A Polícia Civil de São Paulo deflagrou uma operação que mira contratos ligados ao programa Wi-Fi Livre Comunidades. A ação ocorreu nesta segunda-feira (1º) e envolveu endereços ligados ao Instituto Conhecer Brasil, à produtora Go Up Entertainment e à Secretaria Municipal de Inovação e Tecnologia. O objetivo é apurar irregularidades na contratação e na execução do programa.
Aliados da Prefeitura de São Paulo relataram incômodo com a operação, afirmando que a medida foi desnecessária e ostensiva. Parte dos documentos apreendidos já estaria disponível em mecanismos de transparência da gestão municipal, segundo fontes.
A operação acontece num contexto de proximidade política entre o prefeito Ricado Nunes (MDB) e o governador Tarcísio de Freitas (Republicanos).
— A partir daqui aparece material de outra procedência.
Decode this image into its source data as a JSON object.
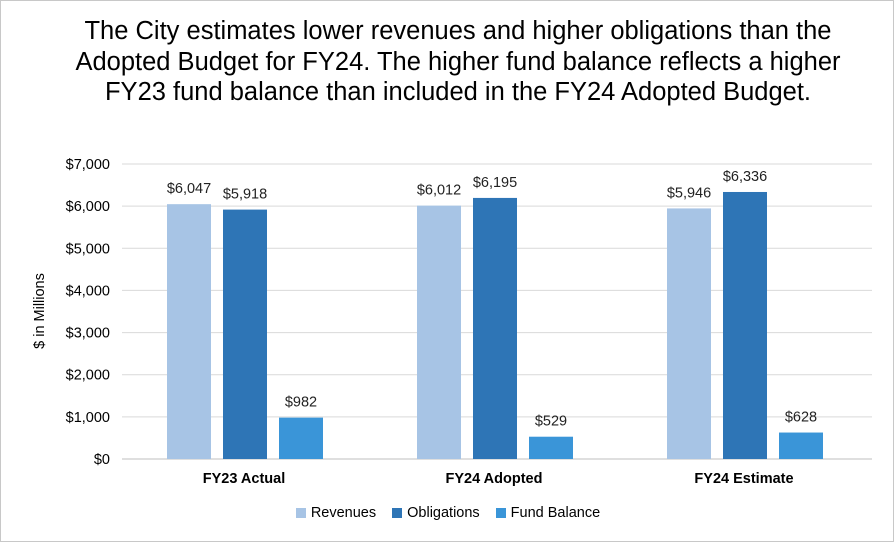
{
  "colors": {
    "revenues": "#A7C4E5",
    "obligations": "#2E75B6",
    "fund_balance": "#3A95D8",
    "gridline": "#D9D9D9",
    "axis": "#BFBFBF"
  },
  "chart_data": {
    "type": "bar",
    "title": "The City estimates lower revenues and higher obligations than the Adopted Budget for FY24. The higher fund balance reflects a higher FY23 fund balance than included in the FY24 Adopted Budget.",
    "xlabel": "",
    "ylabel": "$ in Millions",
    "ylim": [
      0,
      7000
    ],
    "yticks": [
      0,
      1000,
      2000,
      3000,
      4000,
      5000,
      6000,
      7000
    ],
    "ytick_labels": [
      "$0",
      "$1,000",
      "$2,000",
      "$3,000",
      "$4,000",
      "$5,000",
      "$6,000",
      "$7,000"
    ],
    "grid": true,
    "legend_position": "bottom",
    "categories": [
      "FY23 Actual",
      "FY24 Adopted",
      "FY24 Estimate"
    ],
    "series": [
      {
        "name": "Revenues",
        "color_key": "revenues",
        "values": [
          6047,
          6012,
          5946
        ],
        "labels": [
          "$6,047",
          "$6,012",
          "$5,946"
        ]
      },
      {
        "name": "Obligations",
        "color_key": "obligations",
        "values": [
          5918,
          6195,
          6336
        ],
        "labels": [
          "$5,918",
          "$6,195",
          "$6,336"
        ]
      },
      {
        "name": "Fund Balance",
        "color_key": "fund_balance",
        "values": [
          982,
          529,
          628
        ],
        "labels": [
          "$982",
          "$529",
          "$628"
        ]
      }
    ]
  }
}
No entanto, auxiliares de Nunes disseram não ter responsabilidade pelo governador, enquanto aliados de Tarcísio veem a atuação como independente da Polícia Civil.
Independência da Polícia Civil
Fontes próximas a Tarcísio afirmam que a operação demonstra a independência da instituição, sem interferência política. O governador acompanha o caso, mas não participa das investigações. Segundo essas fontes, a hipótese de retaliação contra o governo estadual é classificada como conjectura.
A gestão municipal sustenta que a rede de internet do programa foi entregue e está em funcionamento, com 3,2 mil pontos disponíveis conforme o planejamento. O desfecho da apuração, contudo, ainda não foi definido.
A apuração envolve mandados em imóveis vinculados ao ICB, à Go Up Entertainment e à Secretaria Municipal de Inovação e Tecnologia. A Polícia Civil investiga possíveis desvios de recursos públicos e irregularidades na execução do contrato do programa.
A Secretaria estadual de Segurança Pública foi procurada pela CNN Brasil para comentar o andamento da operação e ainda não havia se manifestado no momento da redação.